Pour un «petit» pays, la Suisse peut se targuer d’avoir plusieurs gardiens de grandes qualités comme vous, mais aussi Yann Sommer, Gregor Kobel ou encore Jonas Omlin (actuellement blessé), pour ne citer qu’eux. Comment vivez-vous cette concurrence en sélection nationale ?

«Franchement, j’adore ce genre de concurrence parce que, de un, il faut savoir que tous ces mecs sont de super mecs avec qui on peut discuter de tout et rien. On ne parle pas seulement de football. Et de deux, ce sont de super gardiens. On est toujours à se challenger que ce soit en équipe de Suisse ou en club, chacun répondant présent tous les week-ends. C’est une concurrence qui est saine et très fair-play. Il n'y a pas de coup bas ou de non-dit. C'est vraiment très simple et chacun pousse l'autre le plus haut possible. C'est pour ça que la Suisse peut se vanter d'avoir de nombreux gardiens, et pas seulement nous quatre. Il y a encore cinq ou six autres derrière qu’on peut citer comme gardiens de grande qualité. C'est aussi le travail de la fédération, de Patrick Foletti (ndlr : entraîneur des portiers de la Nati depuis 2011) et d'autres entraîneurs de gardiens qui font un très bon boulot en Suisse. Cela a permis de faire exporter cette qualité helvétique à l'étranger et de faire la renommée de l’équipe de Suisse.»

Le portier numéro 1 de l’équipe, c’est aujourd’hui Yann Sommer. Il a réussi son début de saison avec l’Inter Milan, signant notamment 14 «clean sheet» en 21 matches, toutes compétitions confondues. Qu’est-ce que cela vous inspire ?

«C’est inspirant pour n'importe quel gardien. Yann est une personne que j'adore, aussi en dehors du terrain. C’est vraiment quelqu'un de très humble. En sachant tout ce qu'il a déjà vécu dans sa grande carrière, il arrive à garder les pieds sur terre. Il est toujours ouvert à la discussion, même quand il fait des erreurs. Il ne va jamais pointer du doigt les autres, il va d'abord se concentrer sur lui et chercher à savoir ce qu’il aurait pu mieux faire ou non. En travaillant avec quelqu'un comme lui et en évoluant à ses côtés, tu ne peux qu’apprendre. Tu ne peux que lui dire chapeau quand tu vois sa carrière et de quoi il est encore capable aujourd'hui. C’est juste fantastique, il le mérite. Il a réussi à s'incorporer dans un collectif (de l’Inter) très soudé et déjà très fort, tout en amenant aussi sa touche.»

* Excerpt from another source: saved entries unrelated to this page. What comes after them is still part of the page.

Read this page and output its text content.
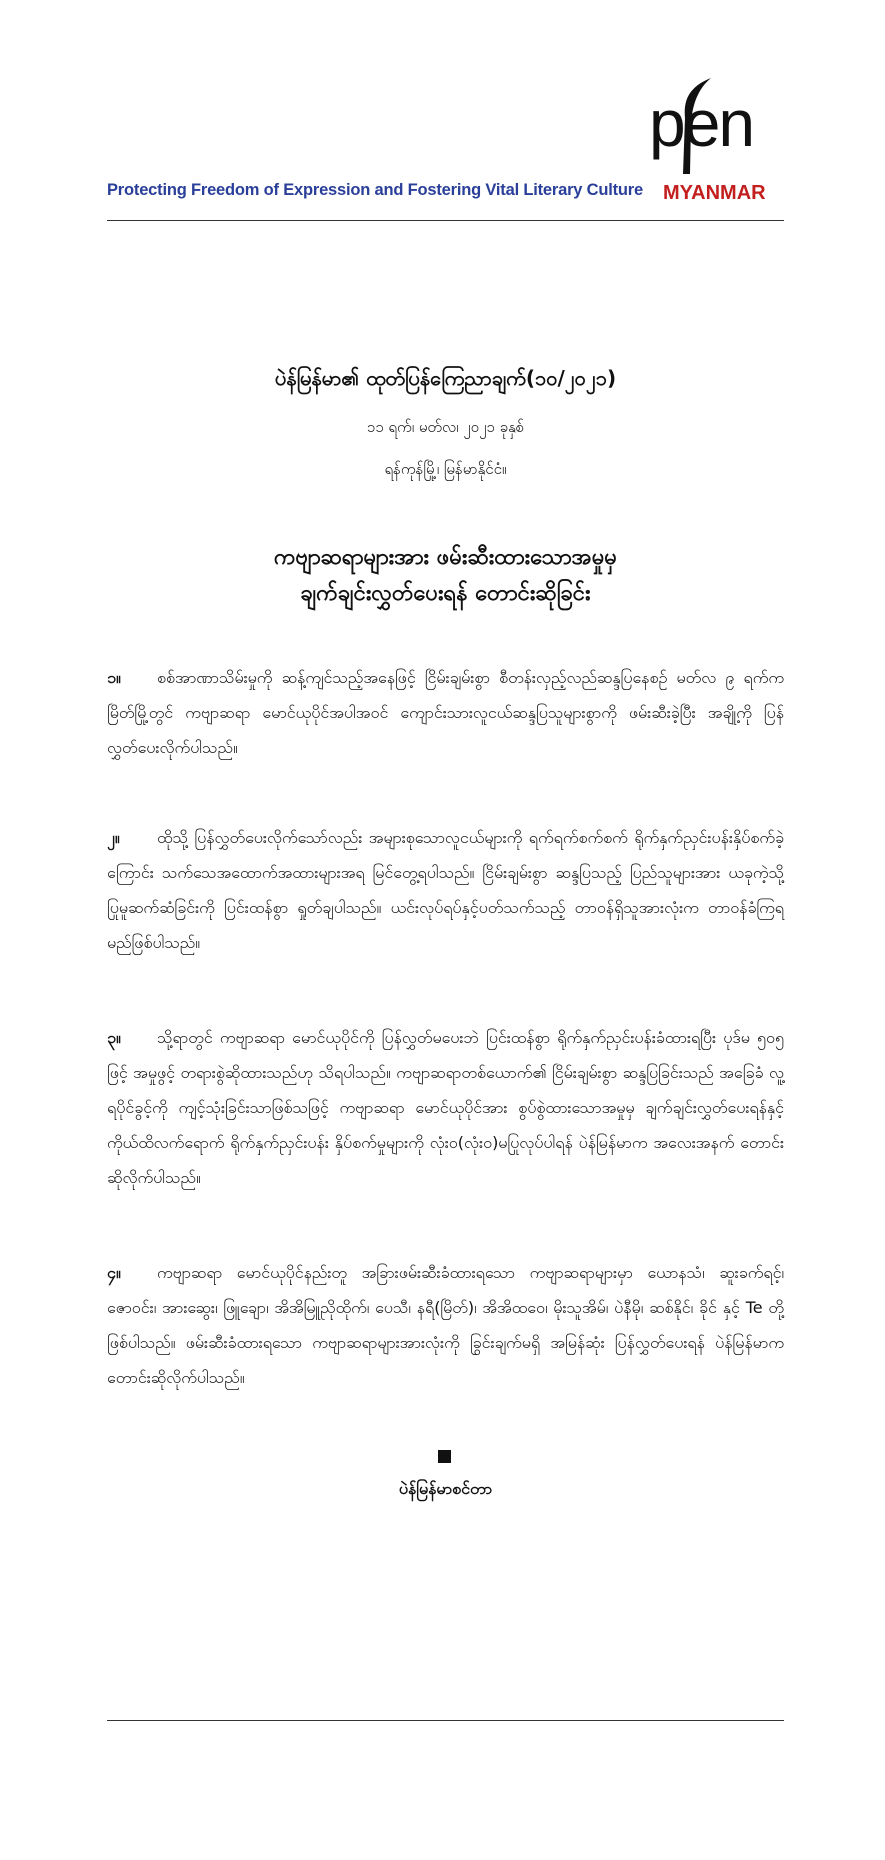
Protecting Freedom of Expression and Fostering Vital Literary Culture
pen
MYANMAR
ပဲန်မြန်မာ၏ ထုတ်ပြန်ကြေညာချက်(၁၀/၂၀၂၁)
၁၁ ရက်၊ မတ်လ၊ ၂၀၂၁ ခုနှစ်
ရန်ကုန်မြို့၊ မြန်မာနိုင်ငံ။
ကဗျာဆရာများအား ဖမ်းဆီးထားသောအမှုမှ
ချက်ချင်းလွှတ်ပေးရန် တောင်းဆိုခြင်း
၁။ စစ်အာဏာသိမ်းမှုကို ဆန့်ကျင်သည့်အနေဖြင့် ငြိမ်းချမ်းစွာ စီတန်းလှည့်လည်ဆန္ဒပြနေစဉ် မတ်လ ၉ ရက်က မြိတ်မြို့တွင် ကဗျာဆရာ မောင်ယုပိုင်အပါအဝင် ကျောင်းသားလူငယ်ဆန္ဒပြသူများစွာကို ဖမ်းဆီးခဲ့ပြီး အချို့ကို ပြန်လွှတ်ပေးလိုက်ပါသည်။
၂။ ထိုသို့ ပြန်လွှတ်ပေးလိုက်သော်လည်း အများစုသောလူငယ်များကို ရက်ရက်စက်စက် ရိုက်နှက်ညှင်းပန်းနှိပ်စက်ခဲ့ကြောင်း သက်သေအထောက်အထားများအရ မြင်တွေ့ရပါသည်။ ငြိမ်းချမ်းစွာ ဆန္ဒပြသည့် ပြည်သူများအား ယခုကဲ့သို့ ပြုမူဆက်ဆံခြင်းကို ပြင်းထန်စွာ ရှုတ်ချပါသည်။ ယင်းလုပ်ရပ်နှင့်ပတ်သက်သည့် တာဝန်ရှိသူအားလုံးက တာဝန်ခံကြရမည်ဖြစ်ပါသည်။
၃။ သို့ရာတွင် ကဗျာဆရာ မောင်ယုပိုင်ကို ပြန်လွှတ်မပေးဘဲ ပြင်းထန်စွာ ရိုက်နှက်ညှင်းပန်းခံထားရပြီး ပုဒ်မ ၅၀၅ ဖြင့် အမှုဖွင့် တရားစွဲဆိုထားသည်ဟု သိရပါသည်။ ကဗျာဆရာတစ်ယောက်၏ ငြိမ်းချမ်းစွာ ဆန္ဒပြခြင်းသည် အခြေခံ လူ့ရပိုင်ခွင့်ကို ကျင့်သုံးခြင်းသာဖြစ်သဖြင့် ကဗျာဆရာ မောင်ယုပိုင်အား စွပ်စွဲထားသောအမှုမှ ချက်ချင်းလွှတ်ပေးရန်နှင့် ကိုယ်ထိလက်ရောက် ရိုက်နှက်ညှင်းပန်း နှိပ်စက်မှုများကို လုံးဝ(လုံးဝ)မပြုလုပ်ပါရန် ပဲန်မြန်မာက အလေးအနက် တောင်းဆိုလိုက်ပါသည်။
၄။ ကဗျာဆရာ မောင်ယုပိုင်နည်းတူ အခြားဖမ်းဆီးခံထားရသော ကဗျာဆရာများမှာ ယောနသံ၊ ဆူးခက်ရင့်၊ ဇော၀င်း၊ အားဆွေး၊ ဖြူချော၊ အိအိမြူညိုထိုက်၊ ပေသီ၊ နရီ(မြိတ်)၊ အိအိထဝေ၊ မိုးသူအိမ်၊ ပဲနီမို၊ ဆစ်နိုင်၊ ခိုင် နှင့် Te တို့ ဖြစ်ပါသည်။ ဖမ်းဆီးခံထားရသော ကဗျာဆရာများအားလုံးကို ခြွင်းချက်မရှိ အမြန်ဆုံး ပြန်လွှတ်ပေးရန် ပဲန်မြန်မာက တောင်းဆိုလိုက်ပါသည်။
ပဲန်မြန်မာစင်တာ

Ambitionnez-vous d’être un jour le gardien numéro 1 de la sélection nationale ? Que faut-il pour dépasser Yann Sommer dans la hiérarchie ?

«Il y a une certaine hiérarchie qui est respectée jusqu'à présent, mais tout peut être chamboulé à tout moment. Chacun voudra se battre pour être à l'Euro et pour être, plus tard, le numéro 1 de l'équipe nationale. Je ne vais pas encore parler trop d'avenir, mais c’est sûr que je pense pouvoir m'affirmer comme potentiel numéro 1 en équipe nationale. Mais pour pouvoir aller titiller Yann, je pense qu'il faudra franchir un step en club prochainement. Je suis totalement concentré sur Lorient, focus à faire une très bonne saison et à pouvoir maintenir le club (en Ligue 1), mais c’est certain que j’ai aussi des ambitions personnelles. Pour qu'elles se concrétisent, dont l'équipe suisse fait partie aussi, il faudra passer un step supplémentaire, mais on a encore le temps d'en parler dans un avenir proche.»